Cooley co-sponsors Federal Youth Day in Ann Arbor

Cooley Law School, the Federal Bar Association and the Ford Presidential Library teamed up last week to give students the opportunity to learn about various federal careers in the field of law.

Ninety Ypsilanti High School students participated in the day-long event, which was held at the Gerald R. Ford Presidential Library.

Presenters included U.S. Attorney Barbara McQuade; Senior Archivist at the Ford Library David Horrocks; U.S. Attorney Terrance Thompson; FBI Agent Sean Nicol; U.S. Air Marshal Joe Doucet; former Chief of the Criminal Division at the U.S. Attorney's office and now Cooley Professor Alan Gershel; federal corporate lawyers Michael Brady and Mark Aiello; Assistant Federal Defender Andrew Densemo; former Assistant U.S. Attorney and now Cooley Professor Patrick Corbett; and Senior Cyber-security Engineer Mark Lachniet.

In her keynote address, McQuade urged students to stand up and be productive, accountable members of society and to make a difference in the world.

David Horrocks, a senior archivist at the library, then spoke on Ford's path to the White House.

Students next heard from Assistant U.S. Attorney Terrance Thompson who grew up in Washtenaw County, spending his earliest years on the east side of Ypsilanti.
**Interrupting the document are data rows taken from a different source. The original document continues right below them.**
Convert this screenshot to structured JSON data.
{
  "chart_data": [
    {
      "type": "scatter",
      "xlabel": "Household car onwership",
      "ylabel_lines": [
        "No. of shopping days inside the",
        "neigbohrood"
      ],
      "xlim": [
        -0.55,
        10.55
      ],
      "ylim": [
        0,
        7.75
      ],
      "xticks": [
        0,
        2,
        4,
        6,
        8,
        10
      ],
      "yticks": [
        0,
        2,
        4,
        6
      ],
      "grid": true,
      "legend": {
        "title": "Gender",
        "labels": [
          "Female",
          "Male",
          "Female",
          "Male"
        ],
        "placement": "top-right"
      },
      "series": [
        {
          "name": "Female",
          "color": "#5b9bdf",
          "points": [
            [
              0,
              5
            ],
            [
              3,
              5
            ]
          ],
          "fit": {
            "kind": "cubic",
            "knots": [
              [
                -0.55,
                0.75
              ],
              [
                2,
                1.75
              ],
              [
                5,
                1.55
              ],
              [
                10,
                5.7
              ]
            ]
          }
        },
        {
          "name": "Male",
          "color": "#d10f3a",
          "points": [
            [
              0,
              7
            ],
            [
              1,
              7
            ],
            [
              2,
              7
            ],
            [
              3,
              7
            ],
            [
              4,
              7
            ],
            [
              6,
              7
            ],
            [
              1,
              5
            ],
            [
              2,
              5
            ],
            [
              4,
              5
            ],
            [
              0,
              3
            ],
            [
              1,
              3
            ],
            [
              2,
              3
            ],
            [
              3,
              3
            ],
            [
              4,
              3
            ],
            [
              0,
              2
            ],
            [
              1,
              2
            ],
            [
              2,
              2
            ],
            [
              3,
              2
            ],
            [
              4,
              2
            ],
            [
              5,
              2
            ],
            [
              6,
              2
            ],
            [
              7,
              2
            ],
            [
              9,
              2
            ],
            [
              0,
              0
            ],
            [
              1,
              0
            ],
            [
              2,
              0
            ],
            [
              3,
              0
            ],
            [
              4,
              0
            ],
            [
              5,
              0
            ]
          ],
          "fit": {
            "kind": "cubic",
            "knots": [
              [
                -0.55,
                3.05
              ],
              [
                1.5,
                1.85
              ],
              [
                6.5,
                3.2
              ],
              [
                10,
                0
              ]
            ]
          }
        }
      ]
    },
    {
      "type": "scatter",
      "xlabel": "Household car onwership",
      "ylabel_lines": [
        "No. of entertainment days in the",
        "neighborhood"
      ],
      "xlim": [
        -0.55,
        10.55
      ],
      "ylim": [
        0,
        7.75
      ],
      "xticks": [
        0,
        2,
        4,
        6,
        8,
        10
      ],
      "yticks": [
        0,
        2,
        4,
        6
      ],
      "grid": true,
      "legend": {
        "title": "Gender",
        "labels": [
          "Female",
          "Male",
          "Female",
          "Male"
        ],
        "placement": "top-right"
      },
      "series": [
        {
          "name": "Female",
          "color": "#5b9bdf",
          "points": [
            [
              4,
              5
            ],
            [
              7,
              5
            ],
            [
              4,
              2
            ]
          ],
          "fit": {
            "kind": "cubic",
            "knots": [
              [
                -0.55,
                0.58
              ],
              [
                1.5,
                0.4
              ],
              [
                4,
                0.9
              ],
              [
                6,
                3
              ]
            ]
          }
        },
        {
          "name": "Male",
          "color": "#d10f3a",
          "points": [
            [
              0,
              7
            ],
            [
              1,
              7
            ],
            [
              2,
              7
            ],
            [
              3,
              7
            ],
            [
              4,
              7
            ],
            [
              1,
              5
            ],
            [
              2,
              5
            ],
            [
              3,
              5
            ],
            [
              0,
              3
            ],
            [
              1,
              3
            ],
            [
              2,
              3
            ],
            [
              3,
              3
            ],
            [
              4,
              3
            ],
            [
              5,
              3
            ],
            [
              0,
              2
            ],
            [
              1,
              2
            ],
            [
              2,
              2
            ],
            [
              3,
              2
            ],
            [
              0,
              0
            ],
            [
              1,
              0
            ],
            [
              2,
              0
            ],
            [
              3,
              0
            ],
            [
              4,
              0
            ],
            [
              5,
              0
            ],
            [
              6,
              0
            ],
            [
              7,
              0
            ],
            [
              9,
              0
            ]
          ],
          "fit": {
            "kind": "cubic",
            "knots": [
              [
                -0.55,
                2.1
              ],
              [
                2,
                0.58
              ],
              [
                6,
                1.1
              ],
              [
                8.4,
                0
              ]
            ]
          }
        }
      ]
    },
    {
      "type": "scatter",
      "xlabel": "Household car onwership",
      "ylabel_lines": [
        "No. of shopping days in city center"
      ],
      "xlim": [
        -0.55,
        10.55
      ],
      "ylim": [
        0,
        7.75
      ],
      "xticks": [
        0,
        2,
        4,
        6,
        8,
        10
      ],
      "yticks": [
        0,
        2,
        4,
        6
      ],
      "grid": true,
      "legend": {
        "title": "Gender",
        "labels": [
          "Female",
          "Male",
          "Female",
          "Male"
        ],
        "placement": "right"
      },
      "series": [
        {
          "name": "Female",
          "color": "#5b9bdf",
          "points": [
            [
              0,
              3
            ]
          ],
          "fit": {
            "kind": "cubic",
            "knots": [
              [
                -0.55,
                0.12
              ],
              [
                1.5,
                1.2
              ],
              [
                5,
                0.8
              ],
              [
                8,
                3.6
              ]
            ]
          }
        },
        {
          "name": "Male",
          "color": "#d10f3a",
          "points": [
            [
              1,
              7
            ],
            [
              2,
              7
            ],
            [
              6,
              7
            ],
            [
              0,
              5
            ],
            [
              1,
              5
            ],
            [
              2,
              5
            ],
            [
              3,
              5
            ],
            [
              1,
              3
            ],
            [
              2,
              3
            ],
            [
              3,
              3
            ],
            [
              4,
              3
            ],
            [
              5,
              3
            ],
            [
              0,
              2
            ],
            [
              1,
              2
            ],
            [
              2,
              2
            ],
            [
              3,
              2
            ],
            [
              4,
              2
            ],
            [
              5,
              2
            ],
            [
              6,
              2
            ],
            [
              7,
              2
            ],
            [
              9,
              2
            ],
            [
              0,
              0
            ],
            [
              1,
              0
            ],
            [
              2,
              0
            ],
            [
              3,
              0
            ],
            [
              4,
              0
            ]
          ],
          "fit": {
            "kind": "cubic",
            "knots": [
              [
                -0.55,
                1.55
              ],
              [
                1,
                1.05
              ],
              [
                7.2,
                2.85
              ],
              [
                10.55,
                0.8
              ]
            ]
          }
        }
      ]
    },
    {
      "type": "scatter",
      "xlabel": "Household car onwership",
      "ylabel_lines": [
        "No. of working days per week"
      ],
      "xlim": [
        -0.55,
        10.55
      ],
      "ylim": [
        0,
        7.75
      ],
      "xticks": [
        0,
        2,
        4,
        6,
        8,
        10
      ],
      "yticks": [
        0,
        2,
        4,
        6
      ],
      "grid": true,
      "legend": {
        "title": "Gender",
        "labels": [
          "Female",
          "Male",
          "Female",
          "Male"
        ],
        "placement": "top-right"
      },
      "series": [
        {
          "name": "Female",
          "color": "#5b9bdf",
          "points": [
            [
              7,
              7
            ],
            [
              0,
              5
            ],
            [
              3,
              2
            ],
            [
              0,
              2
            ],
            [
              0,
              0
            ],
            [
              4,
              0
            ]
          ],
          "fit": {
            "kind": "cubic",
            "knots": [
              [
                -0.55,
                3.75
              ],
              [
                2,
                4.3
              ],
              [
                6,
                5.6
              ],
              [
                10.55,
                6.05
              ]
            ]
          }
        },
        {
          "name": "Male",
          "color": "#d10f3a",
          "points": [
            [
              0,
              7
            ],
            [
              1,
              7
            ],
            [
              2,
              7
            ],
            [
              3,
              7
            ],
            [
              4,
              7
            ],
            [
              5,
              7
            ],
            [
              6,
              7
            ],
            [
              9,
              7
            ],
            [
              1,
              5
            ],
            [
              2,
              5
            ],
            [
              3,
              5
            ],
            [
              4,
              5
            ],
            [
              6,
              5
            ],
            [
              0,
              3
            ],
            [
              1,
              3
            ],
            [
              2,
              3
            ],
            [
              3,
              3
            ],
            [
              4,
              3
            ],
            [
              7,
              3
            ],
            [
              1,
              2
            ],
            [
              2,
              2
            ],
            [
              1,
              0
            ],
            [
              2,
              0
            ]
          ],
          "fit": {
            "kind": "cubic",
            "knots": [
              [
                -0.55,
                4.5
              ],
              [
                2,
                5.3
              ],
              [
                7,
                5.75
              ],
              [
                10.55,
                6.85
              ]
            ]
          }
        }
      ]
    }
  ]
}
Thompson shared with students his unstable and challenging youth, and how he separated from his single parent at an impressionable age, which led to years of defiant behavior, periods of homelessness and his decision to drop out of high school.

He spoke of an epiphany which caused him to quit his job cleaning hotel rooms to walk straight to Washtenaw Community College for direction on completing his education.

He earned his GED and did well enough at WCC to transfer to Eastern Michigan University, where he continued to work hard, surround himself with positive role models, and excel at his studies.

After landing an opportunity to work for Senator Debbie Stabenow on Capitol Hill, Thompson went to law school. Thompson told the students that after passing the bar, he received a position with a prominent Detroit area law firm and now serves as an assistant U.S. Attorney.

He said he's still in awe each time he announces in court his representation of the United States of America.

Thompson's presentation was followed by a number of break-out sessions on various federal careers. After lunch, Corbett and Lachniet gave a final program on cyber-related crimes and cyber-security.

The Federal Youth Law Day was a true community partnership, noted Cooley Law School Associate Dean Joan Vestrand. In addition to the contributions of the Federal Bar Association, Cooley Law School and the Ford Library, Dominos Pizza, Busch's Fresh Food Market, Kroger, and Action Rental all donated to the event. Cooley Law students were tour guides throughout the day.

Vestrand said that feedback from Ypsilanti High School confirmed that the students found the program inspiring and informative.